While the church yet really have universal recognition of same-gender marriage across the church, there is the approved rite of blessing, which, O’Sullivan-Hale argues, has left room for the church to talk to each other, and share experiences, and grow towards change.
He describes his experience of having his union with his partner blessed in his local parish, which he found to be a wonderful, Spirit-filled experience, comparing it to the woman in Mark’s gospel, who is healed from hemorrhages when she touches the hem of Jesus’ garment.
He writes:
That’s how it will be with many of us for now. If the church decides in 2015 or 2018 that it’s ready to declare marriage between members of the same sex a sacrament – great. I hope we do so and I will do my part to make that happen. But this “official” sacrament of marriage is one that I will never receive, because it is already mine. Last October Frank and I touched Jesus’s cloak and claimed our blessing. There’s nothing second rate about the sacrament we received – even if for the moment the Spirit demands we officially call it something different.

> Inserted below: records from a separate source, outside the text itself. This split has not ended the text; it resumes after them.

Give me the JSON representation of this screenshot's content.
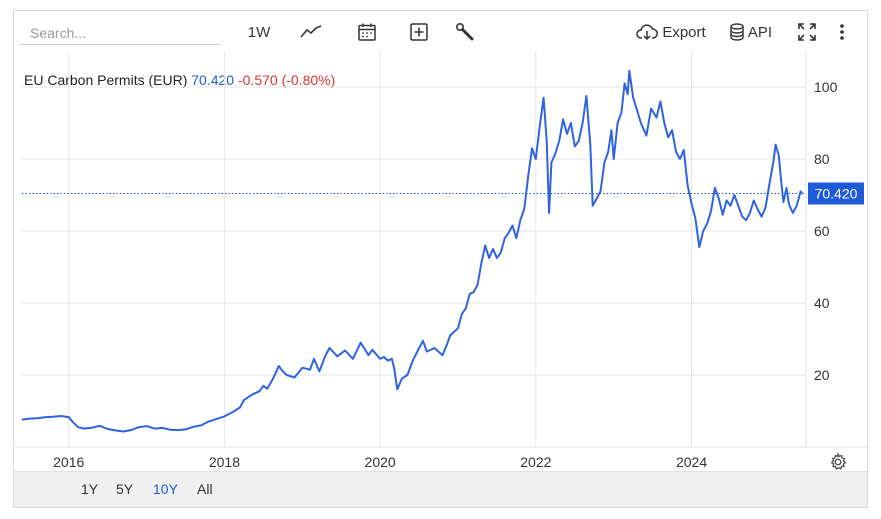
{
  "search": {
    "placeholder": "Search..."
  },
  "toolbar": {
    "interval_label": "1W",
    "export_label": "Export",
    "api_label": "API"
  },
  "legend": {
    "name": "EU Carbon Permits (EUR)",
    "last": "70.420",
    "change": "-0.570 (-0.80%)"
  },
  "ranges": [
    {
      "label": "1Y",
      "active": false
    },
    {
      "label": "5Y",
      "active": false
    },
    {
      "label": "10Y",
      "active": true
    },
    {
      "label": "All",
      "active": false
    }
  ],
  "colors": {
    "line": "#2f63e4",
    "accent": "#1f5bd8",
    "negative": "#e03131",
    "grid": "#e6e6e6"
  },
  "chart_data": {
    "type": "line",
    "series": [
      {
        "values": [
          [
            2015.4,
            7.6
          ],
          [
            2015.5,
            7.9
          ],
          [
            2015.6,
            8.0
          ],
          [
            2015.7,
            8.3
          ],
          [
            2015.8,
            8.4
          ],
          [
            2015.9,
            8.6
          ],
          [
            2016.0,
            8.3
          ],
          [
            2016.05,
            7.0
          ],
          [
            2016.12,
            5.5
          ],
          [
            2016.2,
            5.1
          ],
          [
            2016.3,
            5.4
          ],
          [
            2016.4,
            5.9
          ],
          [
            2016.5,
            5.0
          ],
          [
            2016.6,
            4.6
          ],
          [
            2016.7,
            4.3
          ],
          [
            2016.8,
            4.7
          ],
          [
            2016.9,
            5.5
          ],
          [
            2017.0,
            5.8
          ],
          [
            2017.1,
            5.1
          ],
          [
            2017.2,
            5.3
          ],
          [
            2017.3,
            4.8
          ],
          [
            2017.4,
            4.7
          ],
          [
            2017.5,
            4.9
          ],
          [
            2017.6,
            5.6
          ],
          [
            2017.7,
            6.0
          ],
          [
            2017.8,
            7.1
          ],
          [
            2017.9,
            7.8
          ],
          [
            2018.0,
            8.5
          ],
          [
            2018.1,
            9.6
          ],
          [
            2018.2,
            11.0
          ],
          [
            2018.25,
            13.0
          ],
          [
            2018.35,
            14.5
          ],
          [
            2018.45,
            15.5
          ],
          [
            2018.5,
            17.0
          ],
          [
            2018.55,
            16.2
          ],
          [
            2018.62,
            18.8
          ],
          [
            2018.7,
            22.5
          ],
          [
            2018.75,
            21.0
          ],
          [
            2018.8,
            20.0
          ],
          [
            2018.9,
            19.3
          ],
          [
            2019.0,
            22.0
          ],
          [
            2019.1,
            21.5
          ],
          [
            2019.15,
            24.5
          ],
          [
            2019.22,
            21.0
          ],
          [
            2019.3,
            25.5
          ],
          [
            2019.35,
            27.5
          ],
          [
            2019.45,
            25.2
          ],
          [
            2019.55,
            26.8
          ],
          [
            2019.65,
            24.5
          ],
          [
            2019.75,
            29.0
          ],
          [
            2019.85,
            25.5
          ],
          [
            2019.9,
            27.0
          ],
          [
            2020.0,
            24.5
          ],
          [
            2020.05,
            25.0
          ],
          [
            2020.1,
            24.0
          ],
          [
            2020.15,
            24.5
          ],
          [
            2020.18,
            22.0
          ],
          [
            2020.22,
            16.0
          ],
          [
            2020.28,
            19.0
          ],
          [
            2020.35,
            20.0
          ],
          [
            2020.42,
            24.0
          ],
          [
            2020.5,
            27.5
          ],
          [
            2020.55,
            29.5
          ],
          [
            2020.6,
            26.5
          ],
          [
            2020.7,
            27.5
          ],
          [
            2020.8,
            25.5
          ],
          [
            2020.85,
            28.0
          ],
          [
            2020.9,
            31.0
          ],
          [
            2021.0,
            33.0
          ],
          [
            2021.05,
            37.0
          ],
          [
            2021.1,
            38.5
          ],
          [
            2021.15,
            42.5
          ],
          [
            2021.2,
            43.0
          ],
          [
            2021.25,
            45.0
          ],
          [
            2021.3,
            51.0
          ],
          [
            2021.35,
            56.0
          ],
          [
            2021.4,
            52.5
          ],
          [
            2021.45,
            55.0
          ],
          [
            2021.5,
            52.5
          ],
          [
            2021.55,
            54.0
          ],
          [
            2021.6,
            58.0
          ],
          [
            2021.65,
            59.5
          ],
          [
            2021.7,
            61.5
          ],
          [
            2021.75,
            58.0
          ],
          [
            2021.8,
            63.0
          ],
          [
            2021.85,
            66.0
          ],
          [
            2021.9,
            75.0
          ],
          [
            2021.95,
            83.0
          ],
          [
            2022.0,
            80.0
          ],
          [
            2022.05,
            89.0
          ],
          [
            2022.1,
            97.0
          ],
          [
            2022.14,
            85.0
          ],
          [
            2022.17,
            65.0
          ],
          [
            2022.2,
            79.0
          ],
          [
            2022.25,
            81.5
          ],
          [
            2022.3,
            85.0
          ],
          [
            2022.35,
            91.0
          ],
          [
            2022.4,
            87.0
          ],
          [
            2022.45,
            90.0
          ],
          [
            2022.5,
            83.5
          ],
          [
            2022.55,
            85.0
          ],
          [
            2022.6,
            90.0
          ],
          [
            2022.65,
            97.5
          ],
          [
            2022.7,
            84.0
          ],
          [
            2022.73,
            67.0
          ],
          [
            2022.78,
            69.0
          ],
          [
            2022.83,
            71.0
          ],
          [
            2022.88,
            79.0
          ],
          [
            2022.93,
            82.0
          ],
          [
            2022.97,
            88.0
          ],
          [
            2023.0,
            80.0
          ],
          [
            2023.05,
            90.0
          ],
          [
            2023.1,
            93.0
          ],
          [
            2023.14,
            101.0
          ],
          [
            2023.18,
            98.0
          ],
          [
            2023.2,
            104.5
          ],
          [
            2023.25,
            97.0
          ],
          [
            2023.3,
            93.5
          ],
          [
            2023.35,
            90.0
          ],
          [
            2023.42,
            86.5
          ],
          [
            2023.48,
            94.0
          ],
          [
            2023.55,
            91.5
          ],
          [
            2023.6,
            96.0
          ],
          [
            2023.65,
            90.0
          ],
          [
            2023.7,
            86.0
          ],
          [
            2023.75,
            88.0
          ],
          [
            2023.8,
            82.0
          ],
          [
            2023.85,
            80.0
          ],
          [
            2023.9,
            82.5
          ],
          [
            2023.95,
            72.5
          ],
          [
            2024.0,
            67.5
          ],
          [
            2024.05,
            63.5
          ],
          [
            2024.1,
            55.5
          ],
          [
            2024.15,
            60.0
          ],
          [
            2024.2,
            62.0
          ],
          [
            2024.25,
            65.5
          ],
          [
            2024.3,
            72.0
          ],
          [
            2024.35,
            69.0
          ],
          [
            2024.4,
            64.5
          ],
          [
            2024.45,
            68.5
          ],
          [
            2024.5,
            67.0
          ],
          [
            2024.55,
            70.0
          ],
          [
            2024.6,
            67.0
          ],
          [
            2024.65,
            64.0
          ],
          [
            2024.7,
            63.0
          ],
          [
            2024.75,
            65.0
          ],
          [
            2024.8,
            68.5
          ],
          [
            2024.85,
            66.0
          ],
          [
            2024.9,
            64.0
          ],
          [
            2024.95,
            66.5
          ],
          [
            2025.0,
            73.0
          ],
          [
            2025.05,
            79.0
          ],
          [
            2025.08,
            84.0
          ],
          [
            2025.12,
            81.0
          ],
          [
            2025.15,
            74.0
          ],
          [
            2025.18,
            68.0
          ],
          [
            2025.22,
            72.0
          ],
          [
            2025.25,
            67.5
          ],
          [
            2025.3,
            65.0
          ],
          [
            2025.35,
            67.0
          ],
          [
            2025.4,
            71.0
          ],
          [
            2025.42,
            70.4
          ]
        ]
      }
    ],
    "xlim": [
      2015.4,
      2025.47
    ],
    "ylim": [
      0,
      110
    ],
    "x_ticks": [
      2016,
      2018,
      2020,
      2022,
      2024
    ],
    "x_tick_labels": [
      "2016",
      "2018",
      "2020",
      "2022",
      "2024"
    ],
    "y_ticks": [
      20,
      40,
      60,
      80,
      100
    ],
    "y_tick_labels": [
      "20",
      "40",
      "60",
      "80",
      "100"
    ],
    "last_value": 70.42,
    "last_value_label": "70.420",
    "grid": true,
    "y_axis_side": "right"
  }
}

Read the whole thing, or head here, and read the other responses to the Acts 8 prompt.





What is Holy Matrimony?
Holy Matrimony is Christian marriage, in which the woman and man enter into a life-long union, make their vows before God and the Church, and receive the grace and blessing of God to help them fulfill their vows.

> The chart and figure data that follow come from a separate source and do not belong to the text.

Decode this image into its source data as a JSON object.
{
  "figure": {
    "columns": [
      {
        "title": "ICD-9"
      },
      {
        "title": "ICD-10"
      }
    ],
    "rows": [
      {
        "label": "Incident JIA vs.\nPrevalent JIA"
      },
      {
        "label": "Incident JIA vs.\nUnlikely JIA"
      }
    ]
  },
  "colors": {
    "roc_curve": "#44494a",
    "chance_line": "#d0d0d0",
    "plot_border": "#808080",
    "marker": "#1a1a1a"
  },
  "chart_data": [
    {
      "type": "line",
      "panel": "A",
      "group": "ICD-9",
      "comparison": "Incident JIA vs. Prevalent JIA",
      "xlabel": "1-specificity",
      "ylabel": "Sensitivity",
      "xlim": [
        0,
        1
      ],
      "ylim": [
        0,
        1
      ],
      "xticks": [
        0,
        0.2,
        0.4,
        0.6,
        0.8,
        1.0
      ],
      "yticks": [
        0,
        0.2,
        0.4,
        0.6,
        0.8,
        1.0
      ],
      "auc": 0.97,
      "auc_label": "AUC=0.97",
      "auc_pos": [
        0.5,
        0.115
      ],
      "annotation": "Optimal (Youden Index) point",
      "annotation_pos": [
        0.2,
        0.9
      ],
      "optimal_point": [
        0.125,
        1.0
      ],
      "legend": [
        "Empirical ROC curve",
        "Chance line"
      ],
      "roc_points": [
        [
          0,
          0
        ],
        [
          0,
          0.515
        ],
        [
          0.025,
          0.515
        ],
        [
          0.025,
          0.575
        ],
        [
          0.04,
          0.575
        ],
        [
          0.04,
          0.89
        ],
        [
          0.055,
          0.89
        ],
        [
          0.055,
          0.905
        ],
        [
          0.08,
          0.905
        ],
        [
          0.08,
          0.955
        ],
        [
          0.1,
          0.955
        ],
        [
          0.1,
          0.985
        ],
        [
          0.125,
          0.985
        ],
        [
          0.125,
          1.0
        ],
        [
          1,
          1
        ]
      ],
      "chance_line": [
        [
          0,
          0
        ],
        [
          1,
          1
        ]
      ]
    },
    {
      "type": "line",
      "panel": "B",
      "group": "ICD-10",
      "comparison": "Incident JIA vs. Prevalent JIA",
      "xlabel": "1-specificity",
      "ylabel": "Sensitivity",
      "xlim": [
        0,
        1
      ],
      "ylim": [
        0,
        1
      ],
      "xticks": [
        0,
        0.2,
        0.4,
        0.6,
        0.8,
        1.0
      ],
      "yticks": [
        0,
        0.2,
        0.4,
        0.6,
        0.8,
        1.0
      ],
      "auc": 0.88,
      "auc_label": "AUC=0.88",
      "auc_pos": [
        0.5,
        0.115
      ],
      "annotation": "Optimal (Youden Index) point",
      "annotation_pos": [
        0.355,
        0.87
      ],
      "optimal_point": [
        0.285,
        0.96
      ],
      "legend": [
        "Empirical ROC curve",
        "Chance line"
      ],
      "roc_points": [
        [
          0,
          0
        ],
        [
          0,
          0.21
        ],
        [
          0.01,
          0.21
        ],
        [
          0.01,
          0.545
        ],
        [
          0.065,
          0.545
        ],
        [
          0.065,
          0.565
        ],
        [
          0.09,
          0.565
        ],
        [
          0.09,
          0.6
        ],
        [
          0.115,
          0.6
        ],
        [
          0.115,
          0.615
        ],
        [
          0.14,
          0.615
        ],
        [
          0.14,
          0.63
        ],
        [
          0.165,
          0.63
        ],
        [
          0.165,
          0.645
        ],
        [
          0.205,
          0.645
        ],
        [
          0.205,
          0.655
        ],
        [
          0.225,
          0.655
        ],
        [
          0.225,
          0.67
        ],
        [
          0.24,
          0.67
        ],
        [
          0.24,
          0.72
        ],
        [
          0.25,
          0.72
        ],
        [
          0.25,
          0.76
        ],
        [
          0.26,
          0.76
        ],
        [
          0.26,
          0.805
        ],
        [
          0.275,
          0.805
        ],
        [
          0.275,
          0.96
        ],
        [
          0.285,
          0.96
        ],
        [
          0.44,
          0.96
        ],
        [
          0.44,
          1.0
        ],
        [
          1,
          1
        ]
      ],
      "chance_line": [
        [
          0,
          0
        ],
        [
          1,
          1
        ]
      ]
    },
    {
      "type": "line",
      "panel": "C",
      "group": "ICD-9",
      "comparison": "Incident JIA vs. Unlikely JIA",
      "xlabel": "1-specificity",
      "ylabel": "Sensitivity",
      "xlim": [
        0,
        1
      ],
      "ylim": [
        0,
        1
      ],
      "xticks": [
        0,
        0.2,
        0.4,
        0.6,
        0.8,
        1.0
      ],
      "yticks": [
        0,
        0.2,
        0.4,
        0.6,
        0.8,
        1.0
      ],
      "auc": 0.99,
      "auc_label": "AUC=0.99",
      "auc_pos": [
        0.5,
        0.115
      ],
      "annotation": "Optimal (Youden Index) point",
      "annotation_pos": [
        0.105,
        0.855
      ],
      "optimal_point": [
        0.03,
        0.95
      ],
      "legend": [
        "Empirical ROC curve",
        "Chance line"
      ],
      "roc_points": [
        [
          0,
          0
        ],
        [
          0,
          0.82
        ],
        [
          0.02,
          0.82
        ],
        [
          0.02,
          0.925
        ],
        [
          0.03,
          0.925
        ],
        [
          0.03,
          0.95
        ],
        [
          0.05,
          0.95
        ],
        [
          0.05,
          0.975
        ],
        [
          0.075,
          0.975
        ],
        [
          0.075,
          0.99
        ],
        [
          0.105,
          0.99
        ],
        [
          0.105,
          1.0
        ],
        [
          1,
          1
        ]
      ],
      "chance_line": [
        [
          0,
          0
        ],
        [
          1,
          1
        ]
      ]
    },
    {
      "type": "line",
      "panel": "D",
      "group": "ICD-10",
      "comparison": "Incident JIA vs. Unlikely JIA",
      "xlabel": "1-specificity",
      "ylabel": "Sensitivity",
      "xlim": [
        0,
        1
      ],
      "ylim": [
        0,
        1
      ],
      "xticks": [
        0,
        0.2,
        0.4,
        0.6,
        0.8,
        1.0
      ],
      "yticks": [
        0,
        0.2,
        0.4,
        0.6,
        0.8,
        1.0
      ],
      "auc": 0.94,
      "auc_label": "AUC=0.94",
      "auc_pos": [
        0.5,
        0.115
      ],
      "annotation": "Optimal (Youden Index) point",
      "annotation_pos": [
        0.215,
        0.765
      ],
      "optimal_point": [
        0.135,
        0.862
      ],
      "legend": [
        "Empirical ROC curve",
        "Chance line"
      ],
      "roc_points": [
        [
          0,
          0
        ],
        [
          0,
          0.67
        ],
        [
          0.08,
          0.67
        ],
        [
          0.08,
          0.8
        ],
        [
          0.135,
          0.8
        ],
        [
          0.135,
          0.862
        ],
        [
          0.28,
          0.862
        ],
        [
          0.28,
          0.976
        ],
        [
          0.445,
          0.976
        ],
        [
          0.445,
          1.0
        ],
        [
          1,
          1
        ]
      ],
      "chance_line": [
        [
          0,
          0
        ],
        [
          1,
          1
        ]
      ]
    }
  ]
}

That’s what the Book of Common Prayer says under “Other Sacramental Rites.” It never quite says marriage is a sacrament and it certainly doesn’t say the marriage of two men or two women is a sacrament.
This raises the question of whether any marriage is a sacrament — the outward and visible sign of inward and spiritual grace. A few seem to be. Most don’t and over half are far less than life-long. I would suggest this is the case whether it is blessed in a church or not.
Is any marriage a sacrament? Or should we interpret all of them as simply a covenant or contract between two people over which saying a few prayers is a nice, but unnecessary, touch?